The coughing roar of a hunting jaguar.

But not as men might imitate it. This was the full, vital, deadly cry of the jungle master, the killer.

Totzin
froze, eyes wide. He searched the bushes around him. The jaguar was close. Silence. No sounds reached Totzin except that of his own labored breathing rasping in his ears. Then there was the soft whisper of brush cracking.

He saw it.

In the shadows, a spotted hide mottled black against the bushes.

The Jaguar.

The huge cat's eyes gleamed in the moonlight as it lowered its body to the ground, the tail whipping slowly back and forth. Nose black and shiny, the cat gathered itself, the great muscles bunching. It looked Totzin in the eye. Totzin could not move.
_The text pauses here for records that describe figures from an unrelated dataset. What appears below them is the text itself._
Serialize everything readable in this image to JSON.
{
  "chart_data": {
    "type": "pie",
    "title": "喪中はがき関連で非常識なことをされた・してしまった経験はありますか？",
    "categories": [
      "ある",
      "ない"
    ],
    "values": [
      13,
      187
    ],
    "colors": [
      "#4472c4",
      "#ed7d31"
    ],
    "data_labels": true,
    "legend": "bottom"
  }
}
His mouth opened.

"
Mcht tl ley cotzli, Teypetel ..." he whispered.

The cat cocked one ear, listening.

Again, louder, Totzin began the ancient chant of the cat god: "Mcht tl ley cotzli, Teypetel." Repeating the chant, Totzin lost his fear. After all, this was his god, and he its servant. He stepped forward, chanting louder, the beast seemingly, understanding the ancient words. Totzin was elated. The god heard and understood....

The thought that the god with the spotted hide listened was still in his mind when the great cat sprung, but the words on his lips seemed far away; the sound of his bones being cracked between the cat's teeth was much louder.